Первый питерский был, словно нарочно, назначен на 14 февраля. Они отправились туда на Сапсане заранее, за три дня – Вадиму позарез надо было выставить свет и звук самому. Глеб до последнего сопротивлялся и хотел ехать накануне, но Ларионова заявила, что ей хочется погулять по Питеру, и тоже поволокла Глеба покупать билет.
Они встретились уже на платформе. Вадим курил и с нежностью посматривал на стоявшую тут же Юлю. Глеба замутило, он отвернулся и прыгнул в вагон.
«Кой черт я согласился на это шоу! Словно что-то изменилось за эти годы! Да ни черта, все стало только хуже».
Помолчим про кто кого убил,
Сколько не закопанных могил.
Все вчера, ни слова о себе,
Кто последний выживет в резне.
Новые песни писались быстро, взахлеб, словно и не было этого длительного творческого простоя. Словно одного появления Вадика и концертов Агаты в его жизни было достаточно, чтобы плотину снова прорвало. К 14 февраля была готова и концепция нового альбома. Глеб еще никогда не был столь искренен и открыт. И если Вадим вдруг потребует объяснений по каждой из посвященных ему песен, Глеб ответит за все, по всем пунктам. Плюнет ему в лицо правдой, и пусть он ее глотает, если сможет. Вадим видел, что брат что-то бесконечно строчит в блокноте, но не просил почитать. Всю дорогу его внимание было сосредоточено на жене, они о чем-то оживленно болтали, и Глеб часто выбегал в туалет и вагон-бистро, только чтобы не видеть счастливых голубков.
В гостинице братья поселились в соседних номерах, Бекрев должен был подъехать чуть позже отдельно, равно как и остальные музыканты и техники. В первый же вечер Ларионова ушла гулять в одиночестве, а Глеб спустился в бар, набрал коньяка и вернулся в номер. Однако, уже через минуту раздался стук в дверь, и в комнату влетел разъяренный Вадим:
- Давай ты начнешь бухать после 27го? Там хоть забухайся, хоть залейся, но на концертах ты должен быть как стеклышко! У нас еще Ургант и Авторадио запланированы. Придешь туда пьяным – пожалеешь об этом.
- И что ты мне сделаешь? – зло рассмеялся Глеб.
- Ни копейки не получишь. Только если в морду.
- Посмеешь меня ударить? Посмеешь оставить без гонорара? Ну-ну. Думаю, мама оценит твой поступок по достоинству.
- А я не нанимался тебя всю жизнь на своем горбу тащить! Не хочешь нормально работать – вали! Только аванс уже выплачен.
- Ага, тебе!
- Я вообще-то его не в карман положил, а на постановку концерта потратил.
- Вадик, как же ты меня достал со своими нотациями… Вали уже отсюда. Коньяк тоже забери.

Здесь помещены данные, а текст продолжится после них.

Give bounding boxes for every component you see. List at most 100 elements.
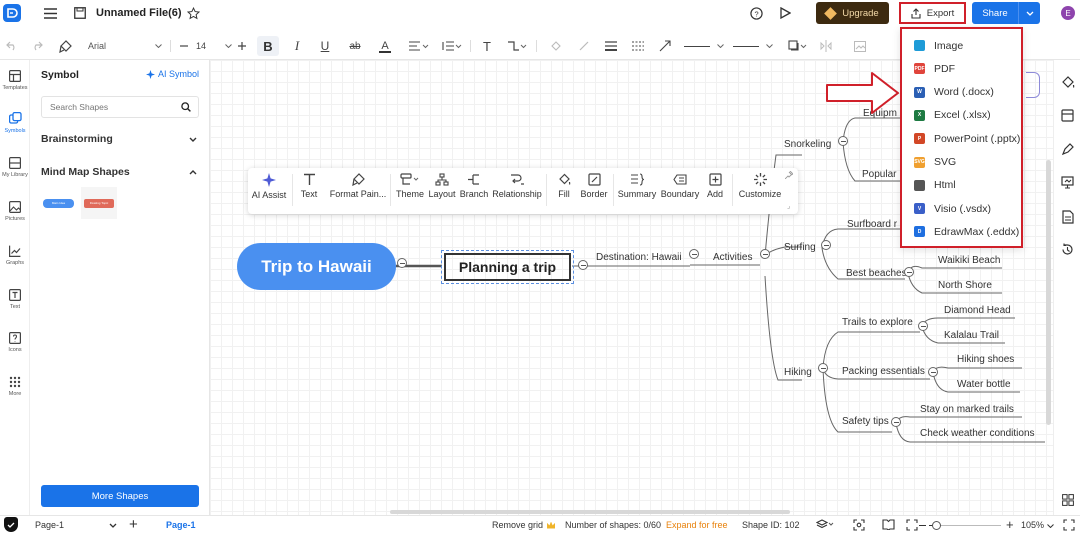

Глеб провалился в тяжелый сон и проспал генеральную репетицию. Вадим не сказал ему ни слова, лишь всучил бас, заставив повторять основные партии. Страха не было, хотя, стоя там на сцене Ледового дворца, Глеб осознал вдруг, что совершенно забыл, что это такое – играть в Агате, играть Агату… Рядом суетился Вадим, кругом было нагромождение техники, на клавишах не было Саши, на барабанах не было Котова… Глеб сел прямо на пол, прижался к микрофонной стойке и прикрыл глаза.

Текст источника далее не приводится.